The available data remain limited, and the extent to which potential regulatory approval and subsequent use as a treatment within the health service might increase illicit use outside clinical settings has not been investigated. Promising findings from clinical trials may already have contributed to increased non-clinical use, as observed for psilocybin in the United States, where use has risen in parallel with an increase in calls to poison control centres (16) . Meanwhile, a Norwegian cross-sectional survey of individuals reporting a memorable MDMA experience found that these experiences were generally rated as positive, with rare and short-lived adverse effects (17) .
A promising alternative
A promising alternative
Several questions remain unanswered, particularly in relation to expectancy bias and challenges related to blinding. The rejection of the application to the US regulatory authorities underscores the need for rigorous and methodologically robust clinical trials before the therapy can be introduced in routine clinical practice. Switzerland and Australia have recently permitted MDMA-assisted therapy in health care outside clinical trials (18) , and international developments should be closely monitored.

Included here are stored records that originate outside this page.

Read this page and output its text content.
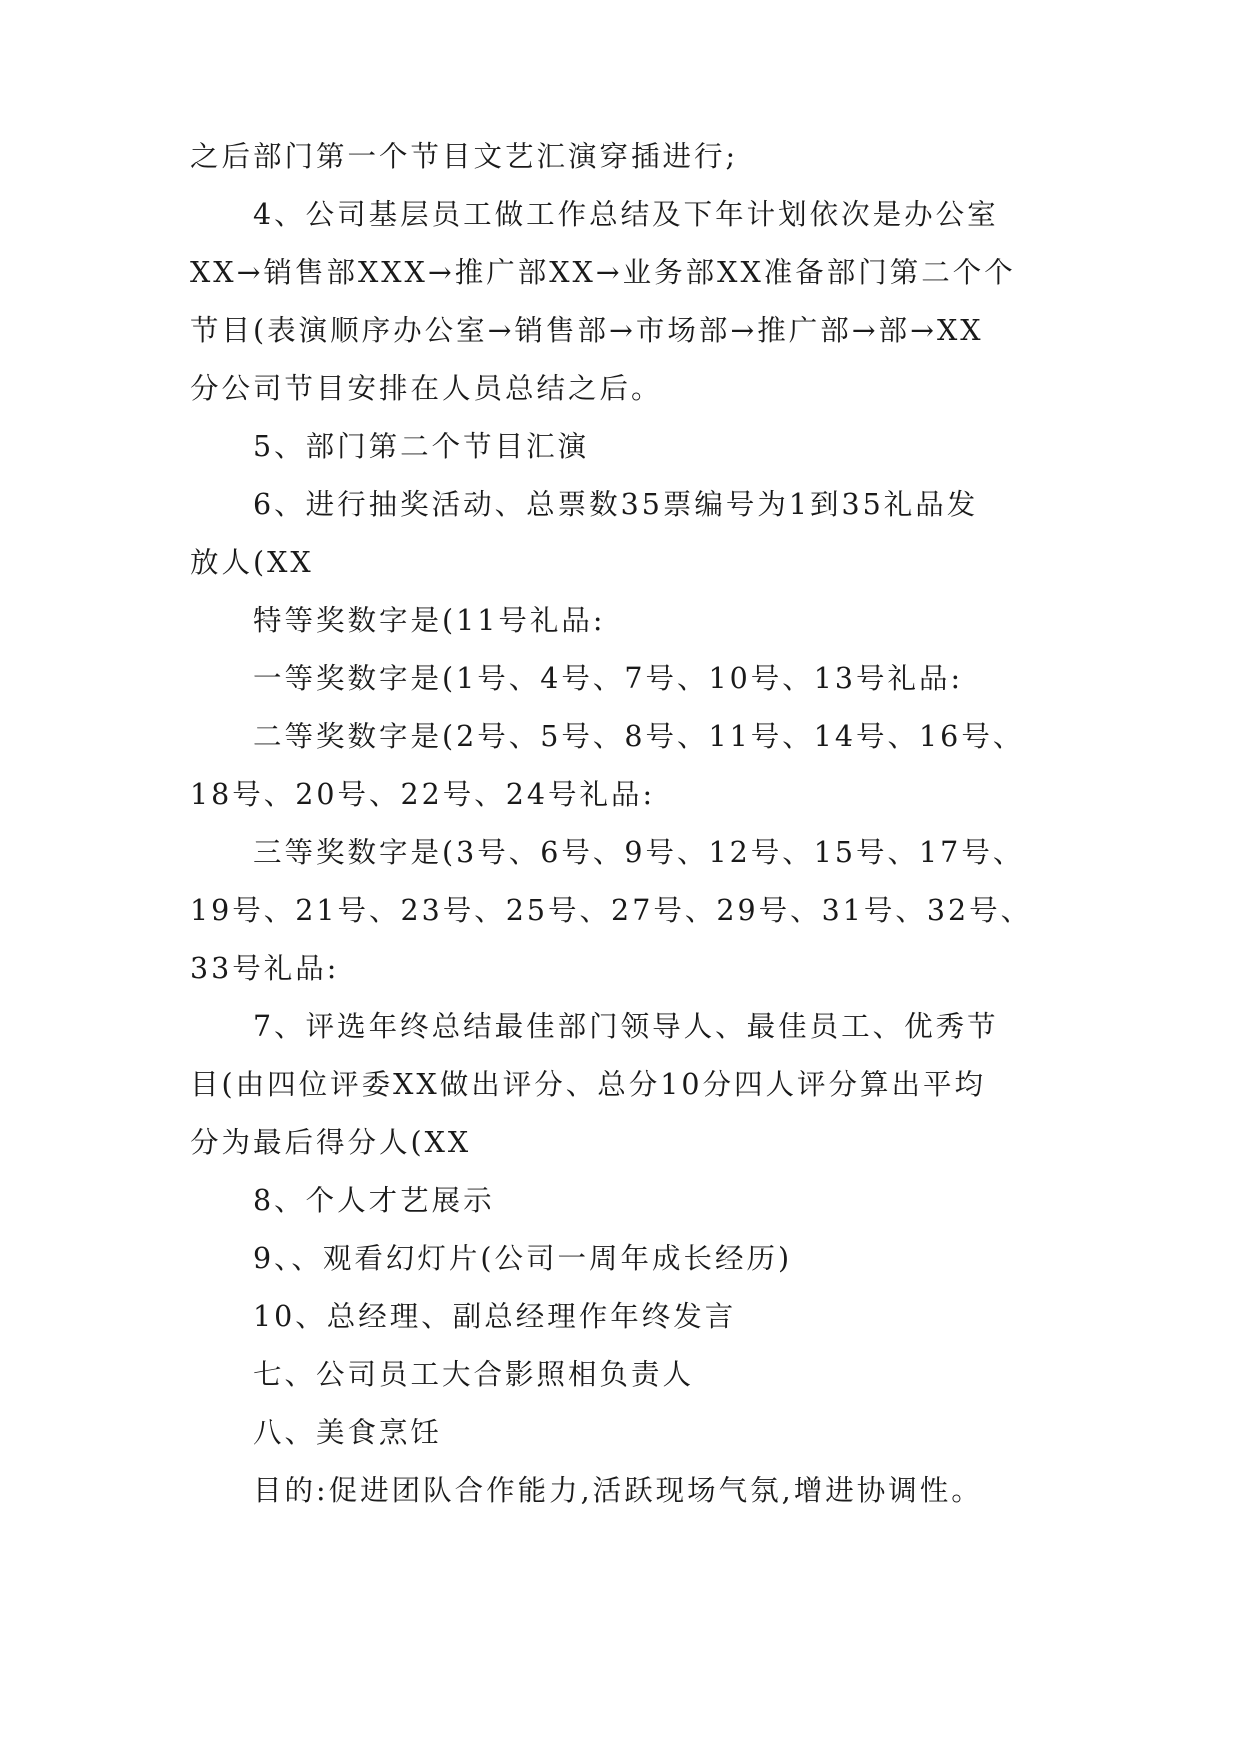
之后部门第一个节目文艺汇演穿插进行;

4、公司基层员工做工作总结及下年计划依次是办公室

XX→销售部XXX→推广部XX→业务部XX准备部门第二个个

节目(表演顺序办公室→销售部→市场部→推广部→部→XX

分公司节目安排在人员总结之后。

5、部门第二个节目汇演

6、进行抽奖活动、总票数35票编号为1到35礼品发

放人(XX

特等奖数字是(11号礼品:

一等奖数字是(1号、4号、7号、10号、13号礼品:

二等奖数字是(2号、5号、8号、11号、14号、16号、

18号、20号、22号、24号礼品:

三等奖数字是(3号、6号、9号、12号、15号、17号、

19号、21号、23号、25号、27号、29号、31号、32号、

33号礼品:

7、评选年终总结最佳部门领导人、最佳员工、优秀节

目(由四位评委XX做出评分、总分10分四人评分算出平均

分为最后得分人(XX

8、个人才艺展示

9、、观看幻灯片(公司一周年成长经历)

10、总经理、副总经理作年终发言

七、公司员工大合影照相负责人

八、美食烹饪

目的:促进团队合作能力,活跃现场气氛,增进协调性。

Given the burden of inadequately treated depression and PTSD, MDMA-assisted therapy seems to be a promising alternative with a favourable benefit–risk profile. In Norway, it will be essential to build on the clinical evidence base and ensure that any future clinical implementation takes place within a safe framework. If successful, MDMA-assisted therapy may become an important adjunct to existing treatment options for depression and PTSD.
This article is based on a doctoral thesis undertaken at the Institute of Clinical Medicine, University of Oslo, and funded by South-Eastern Norway Regional Health Authority. The public defence of the thesis was held on 4 June 2026.